Well this is my fourth try at this file so let's see if I can finally get it started. To be honest, I haven't been inspired much to write after the show got canned, so this has been a difficult task indeed.
It's been two months since the last episode and about 6 since we wrapped production. All in all, a pretty sucky 6 months from my vantage point. But let us put that aside for a moment and jump into yet another 'Eberts' files' to be transported back to happier times.
I have to say that in my opinion, "Possessed" was simply not one of our strongest outings. I know that a lot of you may disagree (and I welcome dissent!), but to me, this seemed and amalgamation of previous episodes (Ralph, MFN, Germ Theory) with poorer writing. Now don't get me wrong, many of the individual parts were wonderful, it's just the sum product that had more than a few of us shaking our heads. Credit an amazing cast and crew to turn into good television.
But enough of my criticism, let's move on to some 'bits'
Many of you will recognize the priest as Joe Spano, from the hit television series "Hill Street Blues". His presence in this role really lent a degree of authority and believability that was sorely needed. I only learned that he was cast in this role after it was shot. A pity, because I would have loved to meet him.
The Football game announcer and music was added later on to spice up that scene.
Originally, The script called for hot guys and girl at the barbecue like a beer commercial. Unfortunately, models who can act are hard to come by (sorry of the generalization!) in this town so the role became 'speedo guy', an actor with a great body in a speedo. Obviously that proved challenging and so the scene was changed.
Those scenes were filmed at Balboa park. Unless I forgot, I believe that is the last episode we used that location. The park truly served us well and you could almost consider it a member of the cast. Almost, but not really.
Originally, my scene called for me to actually feed The Official the Chinese food. It seemed a little too much so a later draft had this re-written.
When sizing up my bosses chopsticks, I originally did a bit of business where I crossed the sticks. 'Josh Props' informed me that was considered bad luck in China. I stopped it but will forever wonder the impact it had...
The contact lenses were quite painful to Paul. Having never used them before, they took quite some time to insert and then provided only a limited window to shoot before he needed to take them out due to excessive tearing of the eyes.
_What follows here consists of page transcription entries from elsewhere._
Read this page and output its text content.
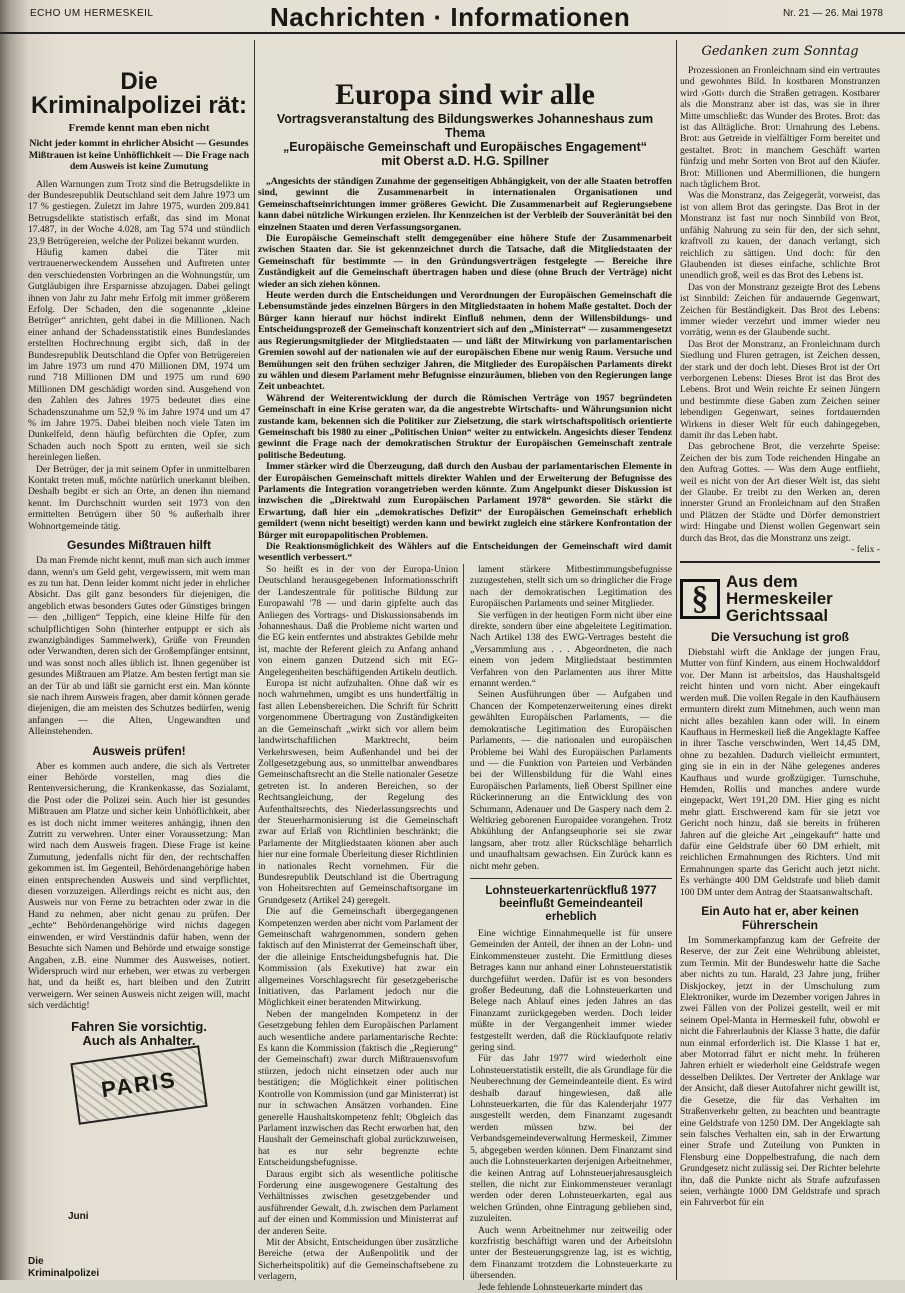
ECHO UM HERMESKEIL	Nachrichten · Informationen	Nr. 21 — 26. Mai 1978
Die
Kriminalpolizei rät:
Fremde kennt man eben nicht
Nicht jeder kommt in ehrlicher Absicht — Gesundes Mißtrauen ist keine Unhöflichkeit — Die Frage nach dem Ausweis ist keine Zumutung

Allen Warnungen zum Trotz sind die Betrugsdelikte in der Bundesrepublik Deutschland seit dem Jahre 1973 um 17 % gestiegen. Zuletzt im Jahre 1975, wurden 209.841 Betrugsdelikte statistisch erfaßt, das sind im Monat 17.487, in der Woche 4.028, am Tag 574 und stündlich 23,9 Betrügereien, welche der Polizei bekannt wurden.

Häufig kamen dabei die Täter mit vertrauenerweckendem Aussehen und Auftreten unter den verschiedensten Vorbringen an die Wohnungstür, um Gutgläubigen ihre Ersparnisse abzujagen. Dabei gelingt ihnen von Jahr zu Jahr mehr Erfolg mit immer größerem Erfolg. Der Schaden, den die sogenannte „kleine Betrüger“ anrichten, geht dabei in die Millionen. Nach einer anhand der Schadensstatistik eines Bundeslandes erstellten Hochrechnung ergibt sich, daß in der Bundesrepublik Deutschland die Opfer von Betrügereien im Jahre 1973 um rund 470 Millionen DM, 1974 um rund 718 Millionen DM und 1975 um rund 690 Millionen DM geschädigt worden sind. Ausgehend von den Zahlen des Jahres 1975 bedeutet dies eine Schadenszunahme um 52,9 % im Jahre 1974 und um 47 % im Jahre 1975. Dabei bleiben noch viele Taten im Dunkelfeld, denn häufig befürchten die Opfer, zum Schaden auch noch Spott zu ernten, weil sie sich hereinlegen ließen.

Der Betrüger, der ja mit seinem Opfer in unmittelbaren Kontakt treten muß, möchte natürlich unerkannt bleiben. Deshalb begibt er sich an Orte, an denen ihn niemand kennt. Im Durchschnitt wurden seit 1973 von den ermittelten Betrügern über 50 % außerhalb ihrer Wohnortgemeinde tätig.

Gesundes Mißtrauen hilft

Da man Fremde nicht kennt, muß man sich auch immer dann, wenn's um Geld geht, vergewissern, mit wem man es zu tun hat. Denn leider kommt nicht jeder in ehrlicher Absicht. Das gilt ganz besonders für diejenigen, die angeblich etwas besonders Gutes oder Günstiges bringen — den „billigen“ Teppich, eine kleine Hilfe für den schulpflichtigen Sohn (hinterher entpuppt er sich als zwanzigbändiges Sammelwerk), Grüße von Freunden oder Verwandten, deren sich der Großempfänger entsinnt, und was sonst noch alles üblich ist. Ihnen gegenüber ist gesundes Mißtrauen am Platze. Am besten fertigt man sie an der Tür ab und läßt sie garnicht erst ein. Man könnte sie nach ihrem Ausweis fragen, aber damit können gerade diejenigen, die am meisten des Schutzes bedürfen, wenig anfangen — die Alten, Ungewandten und Alleinstehenden.

Ausweis prüfen!

Aber es kommen auch andere, die sich als Vertreter einer Behörde vorstellen, mag dies die Rentenversicherung, die Krankenkasse, das Sozialamt, die Post oder die Polizei sein. Auch hier ist gesundes Mißtrauen am Platze und sicher kein Unhöflichkeit, aber es ist doch nicht immer weiteres anhängig, ihnen den Zutritt zu verwehren. Unter einer Voraussetzung: Man wird nach dem Ausweis fragen. Diese Frage ist keine Zumutung, jedenfalls nicht für den, der rechtschaffen gekommen ist. Im Gegenteil, Behördenangehörige haben einen entsprechenden Ausweis und sind verpflichtet, diesen vorzuzeigen. Allerdings reicht es nicht aus, den Ausweis nur von Ferne zu betrachten oder zwar in die Hand zu nehmen, aber nicht genau zu prüfen. Der „echte“ Behördenangehörige wird nichts dagegen einwenden, er wird Verständnis dafür haben, wenn der Besuchte sich Namen und Behörde und etwaige sonstige Angaben, z.B. eine Nummer des Ausweises, notiert. Widerspruch wird nur erheben, wer etwas zu verbergen hat, und da heißt es, hart bleiben und den Zutritt verweigern. Wer seinen Ausweis nicht zeigen will, macht sich verdächtig!

Fahren Sie vorsichtig.
Auch als Anhalter.
PARIS
Juni
Die
Kriminalpolizei
Europa sind wir alle
Vortragsveranstaltung des Bildungswerkes Johanneshaus zum Thema
„Europäische Gemeinschaft und Europäisches Engagement“
mit Oberst a.D. H.G. Spillner

„Angesichts der ständigen Zunahme der gegenseitigen Abhängigkeit, von der alle Staaten betroffen sind, gewinnt die Zusammenarbeit in internationalen Organisationen und Gemeinschaftseinrichtungen immer größeres Gewicht. Die Zusammenarbeit auf Regierungsebene kann dabei nützliche Wirkungen erzielen. Ihr Kennzeichen ist der Verbleib der Souveränität bei den einzelnen Staaten und deren Verfassungsorganen.

Die Europäische Gemeinschaft stellt demgegenüber eine höhere Stufe der Zusammenarbeit zwischen Staaten dar. Sie ist gekennzeichnet durch die Tatsache, daß die Mitgliedstaaten der Gemeinschaft für bestimmte — in den Gründungsverträgen festgelegte — Bereiche ihre Zuständigkeit auf die Gemeinschaft übertragen haben und diese (ohne Bruch der Verträge) nicht wieder an sich ziehen können.

Heute werden durch die Entscheidungen und Verordnungen der Europäischen Gemeinschaft die Lebensumstände jedes einzelnen Bürgers in den Mitgliedstaaten in hohem Maße gestaltet. Doch der Bürger kann hierauf nur höchst indirekt Einfluß nehmen, denn der Willensbildungs- und Entscheidungsprozeß der Gemeinschaft konzentriert sich auf den „Ministerrat“ — zusammengesetzt aus Regierungsmitglieder der Mitgliedstaaten — und läßt der Mitwirkung von parlamentarischen Gremien sowohl auf der nationalen wie auf der europäischen Ebene nur wenig Raum. Versuche und Bemühungen seit den frühen sechziger Jahren, die Mitglieder des Europäischen Parlaments direkt zu wählen und diesem Parlament mehr Befugnisse einzuräumen, blieben von den Regierungen lange Zeit unbeachtet.

Während der Weiterentwicklung der durch die Römischen Verträge von 1957 begründeten Gemeinschaft in eine Krise geraten war, da die angestrebte Wirtschafts- und Währungsunion nicht zustande kam, bekennen sich die Politiker zur Zielsetzung, die stark wirtschaftspolitisch orientierte Gemeinschaft bis 1980 zu einer „Politischen Union“ weiter zu entwickeln. Angesichts dieser Tendenz gewinnt die Frage nach der demokratischen Struktur der Europäischen Gemeinschaft zentrale politische Bedeutung.

Immer stärker wird die Überzeugung, daß durch den Ausbau der parlamentarischen Elemente in der Europäischen Gemeinschaft mittels direkter Wahlen und der Erweiterung der Befugnisse des Parlaments die Integration vorangetrieben werden könnte. Zum Angelpunkt dieser Diskussion ist inzwischen die „Direktwahl zum Europäischen Parlament 1978“ geworden. Sie stärkt die Erwartung, daß hier ein „demokratisches Defizit“ der Europäischen Gemeinschaft erheblich gemildert (wenn nicht beseitigt) werden kann und bewirkt zugleich eine stärkere Konfrontation der Bürger mit europapolitischen Problemen.

Die Reaktionsmöglichkeit des Wählers auf die Entscheidungen der Gemeinschaft wird damit wesentlich verbessert.“

So heißt es in der von der Europa-Union Deutschland herausgegebenen Informationsschrift der Landeszentrale für politische Bildung zur Europawahl '78 — und darin gipfelte auch das Anliegen des Vortrags- und Diskussionsabends im Johanneshaus. Daß die Probleme nicht warten und die EG kein entferntes und abstraktes Gebilde mehr ist, machte der Referent gleich zu Anfang anhand von einem ganzen Dutzend sich mit EG-Angelegenheiten beschäftigenden Artikeln deutlich.

Europa ist nicht aufzuhalten. Ohne daß wir es noch wahrnehmen, umgibt es uns hundertfältig in fast allen Lebensbereichen. Die Schrift für Schritt vorgenommene Übertragung von Zuständigkeiten an die Gemeinschaft „wirkt sich vor allem beim landwirtschaftlichen Marktrecht, beim Verkehrswesen, beim Außenhandel und bei der Zollgesetzgebung aus, so unmittelbar anwendbares Gemeinschaftsrecht an die Stelle nationaler Gesetze getreten ist. In anderen Bereichen, so der Rechtsangleichung, der Regelung des Aufenthaltsrechts, des Niederlassungsrechts und der Steuerharmonisierung ist die Gemeinschaft zwar auf Erlaß von Richtlinien beschränkt; die Parlamente der Mitgliedstaaten können aber auch hier nur eine formale Überleitung dieser Richtlinien in nationales Recht vornehmen. Für die Bundesrepublik Deutschland ist die Übertragung von Hoheitsrechten auf Gemeinschaftsorgane im Grundgesetz (Artikel 24) geregelt.

Die auf die Gemeinschaft übergegangenen Kompetenzen werden aber nicht vom Parlament der Gemeinschaft wahrgenommen, sondern gehen faktisch auf den Ministerrat der Gemeinschaft über, der die alleinige Entscheidungsbefugnis hat. Die Kommission (als Exekutive) hat zwar ein allgemeines Vorschlagsrecht für gesetzgeberische Initiativen, das Parlament jedoch nur die Möglichkeit einer beratenden Mitwirkung.

Neben der mangelnden Kompetenz in der Gesetzgebung fehlen dem Europäischen Parlament auch wesentliche andere parlamentarische Rechte: Es kann die Kommission (faktisch die „Regierung“ der Gemeinschaft) zwar durch Mißtrauensvofum stürzen, jedoch nicht einsetzen oder auch nur bestätigen; die Möglichkeit einer politischen Kontrolle von Kommission (und gar Ministerrat) ist nur in schwachen Ansätzen vorhanden. Eine generelle Haushaltskompetenz fehlt; Obgleich das Parlament inzwischen das Recht erworben hat, den Haushalt der Gemeinschaft global zurückzuweisen, hat es nur sehr begrenzte echte Entscheidungsbefugnisse.

Daraus ergibt sich als wesentliche politische Forderung eine ausgewogenere Gestaltung des Verhältnisses zwischen gesetzgebender und ausführender Gewalt, d.h. zwischen dem Parlament auf der einen und Kommission und Ministerrat auf der anderen Seite.

Mit der Absicht, Entscheidungen über zusätzliche Bereiche (etwa der Außenpolitik und der Sicherheitspolitik) auf die Gemeinschaftsebene zu verlagern,

lament stärkere Mitbestimmungsbefugnisse zuzugestehen, stellt sich um so dringlicher die Frage nach der demokratischen Legitimation des Europäischen Parlaments und seiner Mitglieder.

Sie verfügen in der heutigen Form nicht über eine direkte, sondern über eine abgeleitete Legitimation. Nach Artikel 138 des EWG-Vertrages besteht die „Versammlung aus . . . Abgeordneten, die nach einem von jedem Mitgliedstaat bestimmten Verfahren von den Parlamenten aus ihrer Mitte ernannt werden.“

Seinen Ausführungen über — Aufgaben und Chancen der Kompetenzerweiterung eines direkt gewählten Europäischen Parlaments, — die demokratische Legitimation des Europäischen Parlaments, — die nationalen und europäischen Probleme bei Wahl des Europäischen Parlaments und — die Funktion von Parteien und Verbänden bei der Willensbildung für die Wahl eines Europäischen Parlaments, ließ Oberst Spillner eine Rückerinnerung an die Entwicklung des von Schumann, Adenauer und De Gaspery nach dem 2. Weltkrieg geborenen Europaidee vorangehen. Trotz Abkühlung der Anfangseuphorie sei sie zwar langsam, aber trotz aller Rückschläge beharrlich und unaufhaltsam gewachsen. Ein Zurück kann es nicht mehr geben.

Lohnsteuerkartenrückfluß 1977
beeinflußt Gemeindeanteil
erheblich

Eine wichtige Einnahmequelle ist für unsere Gemeinden der Anteil, der ihnen an der Lohn- und Einkommensteuer zusteht. Die Ermittlung dieses Betrages kann nur anhand einer Lohnsteuerstatistik durchgeführt werden. Dafür ist es von besonders großer Bedeutung, daß die Lohnsteuerkarten und Belege nach Ablauf eines jeden Jahres an das Finanzamt zurückgegeben werden. Doch leider müßte in der Vergangenheit immer wieder festgestellt werden, daß die Rücklaufquote relativ gering sind.

Für das Jahr 1977 wird wiederholt eine Lohnsteuerstatistik erstellt, die als Grundlage für die Neuberechnung der Gemeindeanteile dient. Es wird deshalb darauf hingewiesen, daß alle Lohnsteuerkarten, die für das Kalenderjahr 1977 ausgestellt werden, dem Finanzamt zugesandt werden müssen bzw. bei der Verbandsgemeindeverwaltung Hermeskeil, Zimmer 5, abgegeben werden können. Dem Finanzamt sind auch die Lohnsteuerkarten derjenigen Arbeitnehmer, die keinen Antrag auf Lohnsteuerjahresausgleich stellen, die nicht zur Einkommensteuer veranlagt werden oder deren Lohnsteuerkarten, egal aus welchen Gründen, ohne Eintragung geblieben sind, zuzuleiten.

Auch wenn Arbeitnehmer nur zeitweilig oder kurzfristig beschäftigt waren und der Arbeitslohn unter der Besteuerungsgrenze lag, ist es wichtig, dem Finanzamt trotzdem die Lohnsteuerkarte zu übersenden.

Jede fehlende Lohnsteuerkarte mindert das

Gedanken zum Sonntag

Prozessionen an Fronleichnam sind ein vertrautes und gewohntes Bild. In kostbaren Monstranzen wird ›Gott‹ durch die Straßen getragen. Kostbarer als die Monstranz aber ist das, was sie in ihrer Mitte umschließt: das Wunder des Brotes. Brot: das ist das Alltägliche. Brot: Urnahrung des Lebens. Brot: aus Getreide in vielfältiger Form bereitet und gestaltet. Brot: in manchem Geschäft warten fünfzig und mehr Sorten von Brot auf den Käufer. Brot: Millionen und Abermillionen, die hungern nach täglichem Brot.

Was die Monstranz, das Zeigegerät, vorweist, das ist von allem Brot das geringste. Das Brot in der Monstranz ist fast nur noch Sinnbild von Brot, unfähig Nahrung zu sein für den, der sich sehnt, kraftvoll zu kauen, der danach verlangt, sich reichlich zu sättigen. Und doch: für den Glaubenden ist dieses einfache, schlichte Brot unendlich groß, weil es das Brot des Lebens ist.

Das von der Monstranz gezeigte Brot des Lebens ist Sinnbild: Zeichen für andauernde Gegenwart, Zeichen für Beständigkeit. Das Brot des Lebens: immer wieder verzehrt und immer wieder neu vorrätig, wenn es der Glaubende sucht.

Das Brot der Monstranz, an Fronleichnam durch Siedlung und Fluren getragen, ist Zeichen dessen, der stark und der doch lebt. Dieses Brot ist der Ort verborgenen Lebens: Dieses Brot ist das Brot des Lebens. Brot und Wein reichte Er seinen Jüngern und bestimmte diese Gaben zum Zeichen seiner lebendigen Gegenwart, seines fortdauernden Wirkens in dieser Welt für euch dahingegeben, damit ihr das Leben habt.

Das gebrochene Brot, die verzehrte Speise: Zeichen der bis zum Tode reichenden Hingabe an den Auftrag Gottes. — Was dem Auge entflieht, weil es nicht von der Art dieser Welt ist, das sieht der Glaube. Er treibt zu den Werken an, deren innerster Grund an Fronleichnam auf den Straßen und Plätzen der Städte und Dörfer demonstriert wird: Hingabe und Dienst wollen Gegenwart sein durch das Brot, das die Monstranz uns zeigt.

- felix -
§	Aus dem
Hermeskeiler
Gerichtssaal
Die Versuchung ist groß

Diebstahl wirft die Anklage der jungen Frau, Mutter von fünf Kindern, aus einem Hochwalddorf vor. Der Mann ist arbeitslos, das Haushaltsgeld reicht hinten und vorn nicht. Aber eingekauft werden muß. Die vollen Regale in den Kaufhäusern ermuntern direkt zum Mitnehmen, auch wenn man nicht alles bezahlen kann oder will. In einem Kaufhaus in Hermeskeil ließ die Angeklagte Kaffee in ihrer Tasche verschwinden, Wert 14,45 DM, ohne zu bezahlen. Dadurch vielleicht ermuntert, ging sie in ein in der Nähe gelegenes anderes Kaufhaus und wurde großzügiger. Turnschuhe, Hemden, Rollis und manches andere wurde eingepackt, Wert 191,20 DM. Hier ging es nicht mehr glatt. Erschwerend kam für sie jetzt vor Gericht noch hinzu, daß sie bereits in früheren Jahren auf die gleiche Art „eingekauft“ hatte und dafür eine Geldstrafe über 60 DM erhielt, mit reichlichen Ermahnungen des Richters. Und mit Ermahnungen sparte das Gericht auch jetzt nicht. Es verhängte 400 DM Geldstrafe und blieb damit 100 DM unter dem Antrag der Staatsanwaltschaft.

Ein Auto hat er, aber keinen Führerschein

Im Sommerkampfanzug kam der Gefreite der Reserve, der zur Zeit eine Wehrübung ableistet, zum Termin. Mit der Bundeswehr hatte die Sache aber nichts zu tun. Harald, 23 Jahre jung, früher Diskjockey, jetzt in der Umschulung zum Elektroniker, wurde im Dezember vorigen Jahres in zwei Fällen von der Polizei gestellt, weil er mit seinem Opel-Manta in Hermeskeil fuhr, obwohl er nicht die Fahrerlaubnis der Klasse 3 hatte, die dafür nun einmal erforderlich ist. Die Klasse 1 hat er, aber Motorrad fährt er nicht mehr. In früheren Jahren erhielt er wiederholt eine Geldstrafe wegen desselben Deliktes. Der Vertreter der Anklage war der Ansicht, daß dieser Autofahrer nicht gewillt ist, die Gesetze, die für das Verhalten im Straßenverkehr gelten, zu beachten und beantragte eine Geldstrafe von 1250 DM. Der Angeklagte sah sein falsches Verhalten ein, sah in der Erwartung einer Strafe und Zuteilung von Punkten in Flensburg eine Doppelbestrafung, die nach dem Grundgesetz nicht zulässig sei. Der Richter belehrte ihn, daß die Punkte nicht als Strafe aufzufassen seien, verhängte 1000 DM Geldstrafe und sprach ein Fahrverbot für ein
Paul was a real trooper, and managed to get every single shot needed.
My stuntman, Carol Shuman was present during the fight sequence, but ultimately was never used (more on that next file!). I have to say that after being smashed into the wall for about the tenth time, I was wondering the actual lure of being able to say 'I did my own stunts'. I did wear a flack jacket underneath my suit to absorb the shock.
A stand-in was used for the Officials push-up sequence. Although Eddie could easily do the push-ups, another man was brought in for shots not showing his face. A great idea as Eddie would have needed to do quite a few push-ups to get all the camera angles.
Here is something that's a little touchy, but I think now is a good time to address it. After I had jumped on Paul's back for about the 5th time, a weary, silver-lensed Paul turned to me and asked how much I weighed. At the time I was about 218 which was normal for me, but also about 13 pounds heavier than when I shot the pilot.
Weight is a very serious issue in Hollywood and for the first time in my career, I began to be ruled by it. When I first shot the pilot I weight in at a low 205. By the time we were midway through I had shot up to 212. After the hiatus, I went back down to 208 for the rest of the season. From then on, however, my weight slowly crept up. Diets worked occasionally, and I worked out for an hour every day, but I still continued to gain weight.
Part of the problem was the pressure in itself to keep the same body type. Women suffer more from the pressures (Shannon would often speak about this), but men do too. For the first time in my life I became extremely self-conscious of my appearance. I checked myself in mirrors, worried about camera angles and asked for better fitting clothes. All the while gaining weight. The combination of stress and success contributed and by the end of the run it was difficult to look at myself without shame. I remember always laughing at Jonathan Frakes and Avery Brooks when they gained weight in later seasons. It wasn't so funny anymore.
I mention this because part of me still feels shame at they way I looked later in the show. I feel like I let people watching the show down in some way; I also feel I let myself down. I shouldn't have to feel like that and neither should anybody else, ever. I have been on a program for the past 12 weeks and according to my wife, I look better. While the benefits of this latest weight change is wonderful, I know that this is a life-long struggle for me and others elsewhere. I work in a business where looks often over-shadow talent. I hope that some day changes.
Well, that was a little 'downy-clowny' wasn't it? Sorry about that, but you have to have a little low energy before you finish up strong. I'll see you next file.